Physicians can help older women make informed mammography decisions by taking into account life expectancy and the harms and benefits of breast cancer screening.
Physicians can help women 75 or older make informed decisions about continuing screening mammography by providing individualized counseling that takes into account their life expectancy along with the potential harms and benefits of screening, a recent review concluded.
“Women should be asked how they feel about the potential benefits and harms of screening and factor in their goals and values to make an individualized screening decision,” researchers wrote last month in JAMA. “Different individuals with the same trade-offs might reasonably make different choices.”
Noting that randomized trials on the benefits of screening have excluded women age 75 and older, the authors reviewed observational studies published between 1990 and 2014 to identify risk factors for late-life breast cancer and quantify the benefits and harms of screening for older women. They found that older patients often continue to undergo annual screenings automatically without discussing the potential benefits and harms with their physicians to help them making informed decisions based on their values.
The authors recommended that clinicians frame the discussion of whether or not to continue screening in terms of increasing harms relative to decreasing benefits. For example, follow-up procedures after false positive screenings, such as breast biopsies, can be more painful in women with arthritis or other medical problems and can be frightening for women with dementia.
In addition, screening exposes older women to risks associated with overdiagnosis, when a malignancy is detected during screening but is unlikely to become clinically significant during the patient’s lifetime. Women with a life expectancy of less than 10 years are more likely to die from other causes before they are affected by a screening-detected malignancy and may suffer unnecessary harms if they decide to undergo treatment, the authors said.
“To reduce overdiagnosis and overtreatment requires finding ways to talk with women about these possibilities,” the authors said. “Most women want information about screening harms and in surveys, report that this knowledge would influence their decision-making.”
After explaining the potential harms of screening to women with shorter life expectancies, physicians should shift the focus to discussing health promotion strategies that could be effective over the short-term, the authors said.
When counseling women with a life expectancy of more than 10 years, physicians should emphasize that continued screening is a choice and inform them of the major benefits and harms. A decision should then be made based on the individual patient’s values and preferences.

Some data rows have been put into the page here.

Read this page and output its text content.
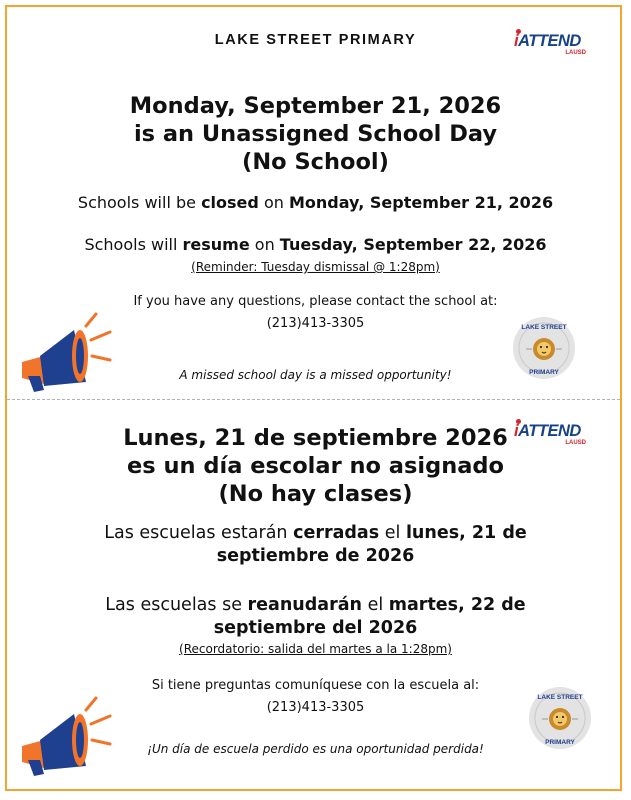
LAKE STREET PRIMARY	iATTEND
LAUSD
Monday, September 21, 2026
is an Unassigned School Day
(No School)
Schools will be closed on Monday, September 21, 2026
Schools will resume on Tuesday, September 22, 2026
(Reminder: Tuesday dismissal @ 1:28pm)
If you have any questions, please contact the school at:
(213)413-3305
A missed school day is a missed opportunity!
LAKE STREET
PRIMARY
iATTEND
LAUSD
Lunes, 21 de septiembre 2026
es un día escolar no asignado
(No hay clases)
Las escuelas estarán cerradas el lunes, 21 de
septiembre de 2026
Las escuelas se reanudarán el martes, 22 de
septiembre del 2026
(Recordatorio: salida del martes a la 1:28pm)
Si tiene preguntas comuníquese con la escuela al:
(213)413-3305
¡Un día de escuela perdido es una oportunidad perdida!
LAKE STREET
PRIMARY
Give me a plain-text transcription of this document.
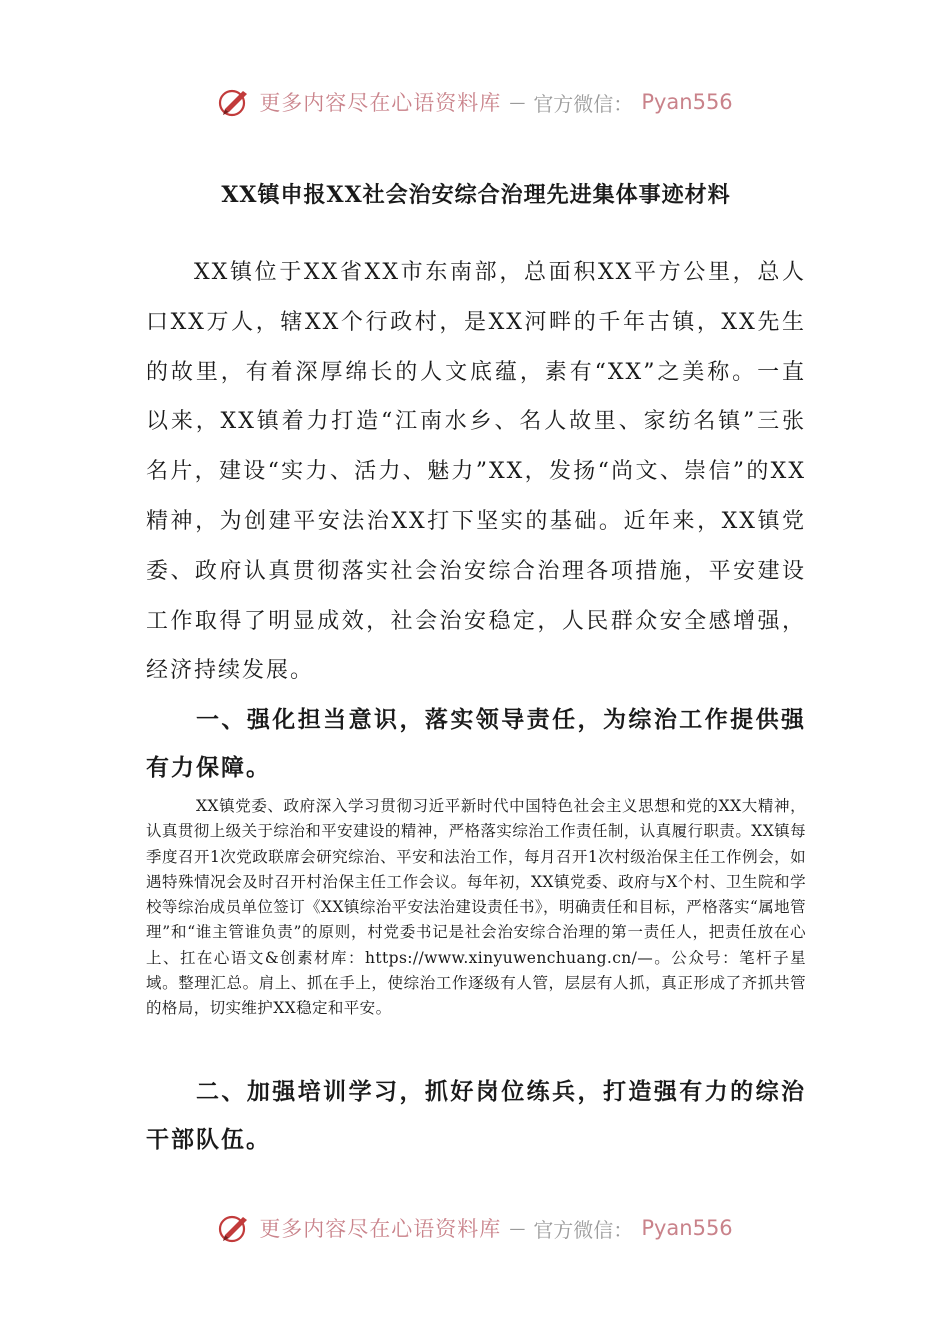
更多内容尽在心语资料库 — 官方微信： Pyan556
XX镇申报XX社会治安综合治理先进集体事迹材料

XX镇位于XX省XX市东南部，总面积XX平方公里，总人口XX万人，辖XX个行政村，是XX河畔的千年古镇，XX先生的故里，有着深厚绵长的人文底蕴，素有“XX”之美称。一直以来，XX镇着力打造“江南水乡、名人故里、家纺名镇”三张名片，建设“实力、活力、魅力”XX，发扬“尚文、崇信”的XX精神，为创建平安法治XX打下坚实的基础。近年来，XX镇党委、政府认真贯彻落实社会治安综合治理各项措施，平安建设工作取得了明显成效，社会治安稳定，人民群众安全感增强，经济持续发展。

一、强化担当意识，落实领导责任，为综治工作提供强有力保障。

XX镇党委、政府深入学习贯彻习近平新时代中国特色社会主义思想和党的XX大精神，认真贯彻上级关于综治和平安建设的精神，严格落实综治工作责任制，认真履行职责。XX镇每季度召开1次党政联席会研究综治、平安和法治工作，每月召开1次村级治保主任工作例会，如遇特殊情况会及时召开村治保主任工作会议。每年初，XX镇党委、政府与X个村、卫生院和学校等综治成员单位签订《XX镇综治平安法治建设责任书》，明确责任和目标，严格落实“属地管理”和“谁主管谁负责”的原则，村党委书记是社会治安综合治理的第一责任人，把责任放在心上、扛在心语文&创素材库：https://www.xinyuwenchuang.cn/—。公众号：笔杆子星域。整理汇总。肩上、抓在手上，使综治工作逐级有人管，层层有人抓，真正形成了齐抓共管的格局，切实维护XX稳定和平安。

二、加强培训学习，抓好岗位练兵，打造强有力的综治干部队伍。

更多内容尽在心语资料库 — 官方微信： Pyan556
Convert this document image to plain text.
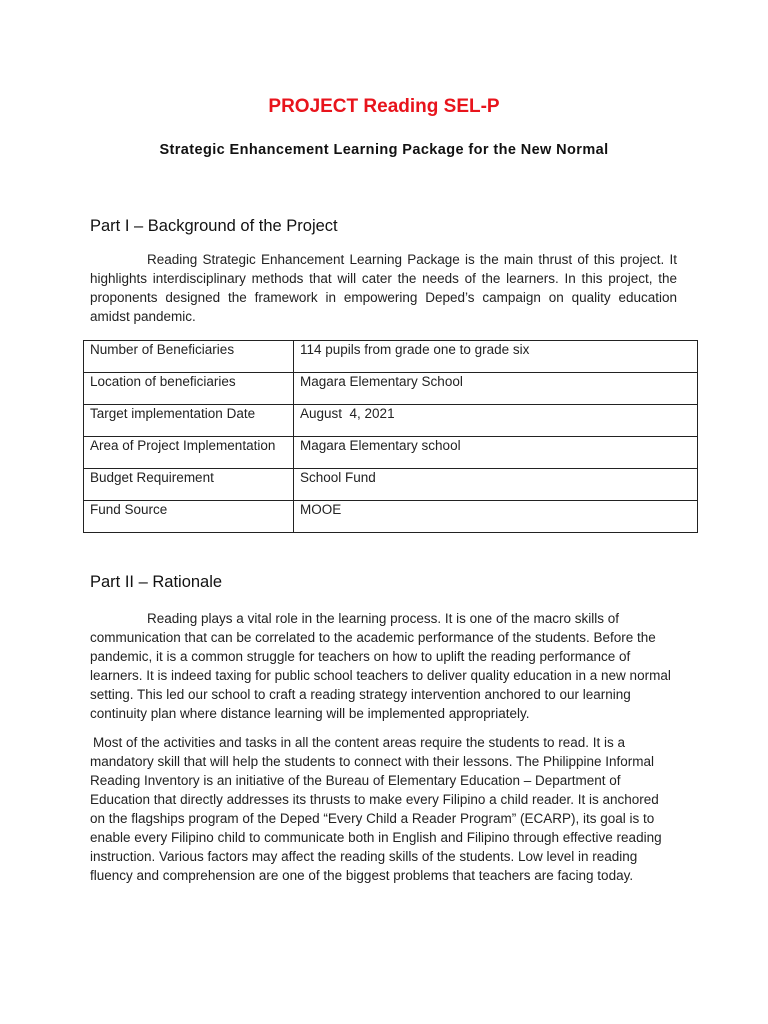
PROJECT Reading SEL-P
Strategic Enhancement Learning Package for the New Normal
Part I – Background of the Project

Reading Strategic Enhancement Learning Package is the main thrust of this project. It highlights interdisciplinary methods that will cater the needs of the learners. In this project, the proponents designed the framework in empowering Deped’s campaign on quality education amidst pandemic.

Number of Beneficiaries	114 pupils from grade one to grade six
Location of beneficiaries	Magara Elementary School
Target implementation Date	August  4, 2021
Area of Project Implementation	Magara Elementary school
Budget Requirement	School Fund
Fund Source	MOOE
Part II – Rationale

Reading plays a vital role in the learning process. It is one of the macro skills of communication that can be correlated to the academic performance of the students. Before the pandemic, it is a common struggle for teachers on how to uplift the reading performance of learners. It is indeed taxing for public school teachers to deliver quality education in a new normal setting. This led our school to craft a reading strategy intervention anchored to our learning continuity plan where distance learning will be implemented appropriately.

Most of the activities and tasks in all the content areas require the students to read. It is a mandatory skill that will help the students to connect with their lessons. The Philippine Informal Reading Inventory is an initiative of the Bureau of Elementary Education – Department of Education that directly addresses its thrusts to make every Filipino a child reader. It is anchored on the flagships program of the Deped “Every Child a Reader Program” (ECARP), its goal is to enable every Filipino child to communicate both in English and Filipino through effective reading instruction. Various factors may affect the reading skills of the students. Low level in reading fluency and comprehension are one of the biggest problems that teachers are facing today.
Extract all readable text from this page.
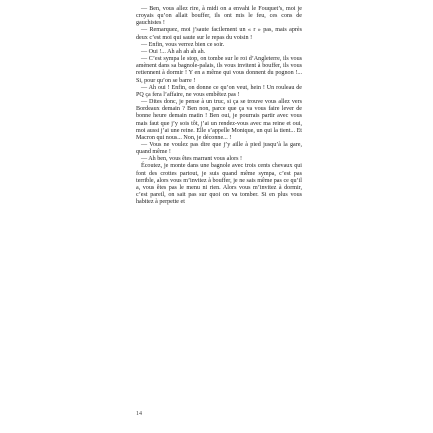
— Ben, vous allez rire, à midi on a envahi le Fouquet’s, moi je croyais qu’on allait bouffer, ils ont mis le feu, ces cons de gauchistes !

— Remarquez, moi j’saute facilement un « r » pas, mais après deux c’est moi qui saute sur le repas du voisin !

— Enfin, vous verrez bien ce soir.

— Oui !... Ah ah ah ah ah.

— C’est sympa le stop, on tombe sur le roi d’Angleterre, ils vous amènent dans sa bagnole-palais, ils vous invitent à bouffer, ils vous retiennent à dormir ! Y en a même qui vous donnent du pognon !... Si, pour qu’on se barre !

— Ah oui ! Enfin, on donne ce qu’on veut, hein ! Un rouleau de PQ ça fera l’affaire, ne vous embêtez pas !

— Dites donc, je pense à un truc, si ça se trouve vous allez vers Bordeaux demain ? Ben non, parce que ça va vous faire lever de bonne heure demain matin ! Ben oui, je pourrais partir avec vous mais faut que j’y sois tôt, j’ai un rendez-vous avec ma reine et oui, moi aussi j’ai une reine. Elle s’appelle Monique, un qui la tient... Et Macron qui nous... Non, je déconne... !

— Vous ne voulez pas dire que j’y aille à pied jusqu’à la gare, quand même !

— Ah ben, vous êtes marrant vous alors !

Écoutez, je monte dans une bagnole avec trois cents chevaux qui font des crottes partout, je suis quand même sympa, c’est pas terrible, alors vous m’invitez à bouffer, je ne sais même pas ce qu’il a, vous êtes pas le menu ni rien. Alors vous m’invitez à dormir, c’est pareil, on sait pas sur quoi on va tomber. Si en plus vous habitez à perpette et

14
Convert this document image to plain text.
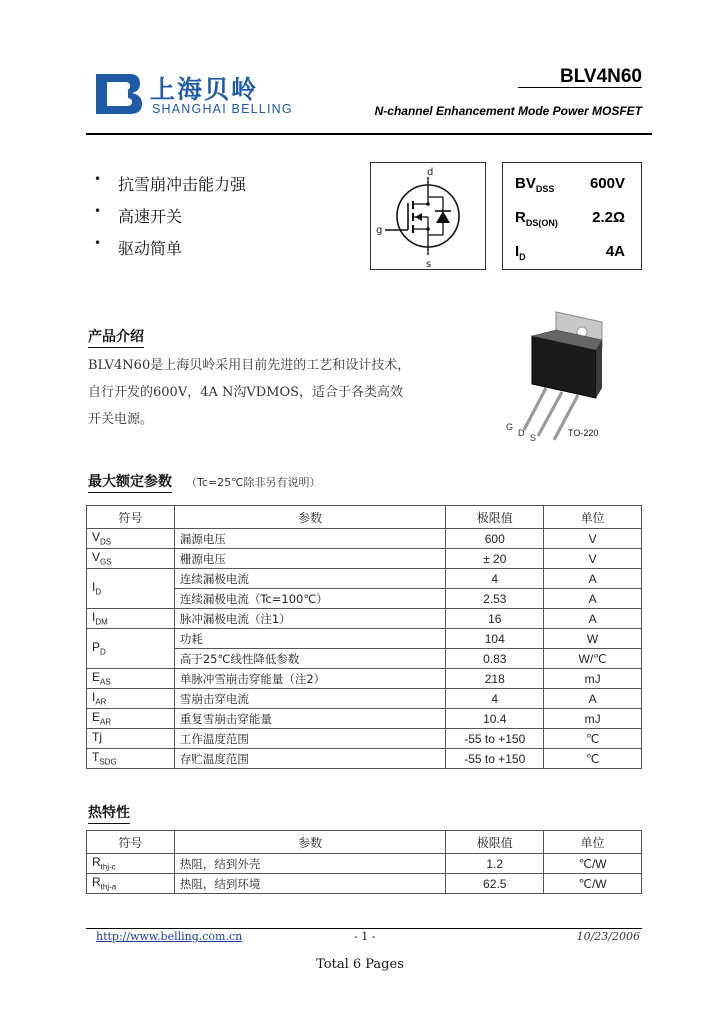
上海贝岭
SHANGHAI BELLING
BLV4N60
N-channel Enhancement Mode Power MOSFET
• 抗雪崩冲击能力强
• 高速开关
• 驱动简单
d
g
s
$BV_{DSS}$ 600V
$R_{DS(ON)}$ 2.2Ω
$I_D$	4A
产品介绍
BLV4N60是上海贝岭采用目前先进的工艺和设计技术，自行开发的600V，4A N沟VDMOS，适合于各类高效开关电源。	G
D S	TO-220
最大额定参数 （Tc=25℃除非另有说明）
符号	参数	极限值	单位
$V_{DS}$	漏源电压	600	V
$V_{GS}$	栅源电压	± 20	V
$I_D$	连续漏极电流	4	A
	连续漏极电流（Tc=100℃）	2.53	A
$I_{DM}$	脉冲漏极电流（注1）	16	A
$P_D$	功耗	104	W
	高于25℃线性降低参数	0.83	W/℃
$E_{AS}$	单脉冲雪崩击穿能量（注2）	218	mJ
$I_{AR}$	雪崩击穿电流	4	A
$E_{AR}$	重复雪崩击穿能量	10.4	mJ
Tj	工作温度范围	-55 to +150	℃
$T_{SDG}$	存贮温度范围	-55 to +150	℃
热特性
符号	参数	极限值	单位
$R_{thj-c}$	热阻，结到外壳	1.2	℃/W
$R_{thj-a}$	热阻，结到环境	62.5	℃/W
http://www.belling.com.cn	- 1 -	10/23/2006
Total 6 Pages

The authors recommended that physicians cover the following key points when counseling older women about the choice to continue screening:
• Advancing age is the greatest risk factor for developing breast cancer.
• Observational studies suggest benefit of continued screening mammography in older women who have a life expectancy of more than 10 years.
• Potential harms of screening mammography include overdiagnosis as well as pain and anxiety associated with false positive results and biopsies.
• Breast cancer treatments are effective among older women in good health; however, the harms of breast cancer treatment increase as women age, particularly among older women with limited life expectancy.